Isaac faces so many complications in sixth grade: bullying, loneliness, guilt, his mother’s two-month business trip, tornadoes—and the itch.
Isaac’s been trying to fit in since moving from New York State to rural Ohio. He’s learned about football, for, despite his engineer parents’ sports apathy, the Ohio State Buckeyes are a religion around this (seemingly predominantly white) town. Isaac even lets his classmates call him Itch, the nickname he earned because of his chronic condition. Isaac has what he calls “the itch” and what the doctors call “idiopathic angioedema.” Sometimes, for no apparent reason, Isaac gets an uncontrollable itch and swells up with massive hives, making his hands “look like raw hamburger meat.” Of course, Isaac’s not the only kid in sixth grade with health troubles.
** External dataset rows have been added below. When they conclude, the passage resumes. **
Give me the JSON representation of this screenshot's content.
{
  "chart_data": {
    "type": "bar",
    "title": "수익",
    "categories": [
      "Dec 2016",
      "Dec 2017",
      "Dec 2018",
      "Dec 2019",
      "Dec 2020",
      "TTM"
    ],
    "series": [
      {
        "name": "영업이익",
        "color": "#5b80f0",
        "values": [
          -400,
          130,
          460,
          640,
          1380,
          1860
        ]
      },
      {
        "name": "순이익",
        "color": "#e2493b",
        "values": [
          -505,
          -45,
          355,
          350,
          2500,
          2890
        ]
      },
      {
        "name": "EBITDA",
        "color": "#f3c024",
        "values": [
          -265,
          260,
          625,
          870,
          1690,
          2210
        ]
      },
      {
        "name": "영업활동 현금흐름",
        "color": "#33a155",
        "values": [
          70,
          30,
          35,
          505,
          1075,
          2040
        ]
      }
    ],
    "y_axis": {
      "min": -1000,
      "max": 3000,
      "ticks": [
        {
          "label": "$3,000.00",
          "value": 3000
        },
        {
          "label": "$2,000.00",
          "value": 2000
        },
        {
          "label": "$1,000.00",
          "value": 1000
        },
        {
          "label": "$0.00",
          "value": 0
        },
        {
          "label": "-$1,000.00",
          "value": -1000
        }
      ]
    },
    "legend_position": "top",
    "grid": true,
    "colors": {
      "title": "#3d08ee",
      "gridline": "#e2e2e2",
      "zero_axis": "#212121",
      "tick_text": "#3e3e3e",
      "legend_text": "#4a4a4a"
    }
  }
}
His best friend has life-threatening food allergies, and so does the weird new kid; both need EpiPens. A deft touch with unusual details keeps the narrative from getting bogged down in medical drama: Isaac has an after-school job at a pheasant farm, a preoccupation with the texture of sandwiches, and a lucky peanut shell. Lyrical, pensive prose unexpectedly isn’t a harbinger of tragedy; these kids have regular lives, shaped by their grave health concerns but not overwhelmed by them.
This meditative #ownvoices read refreshingly treats chronic illness as just one of life’s myriad complexities.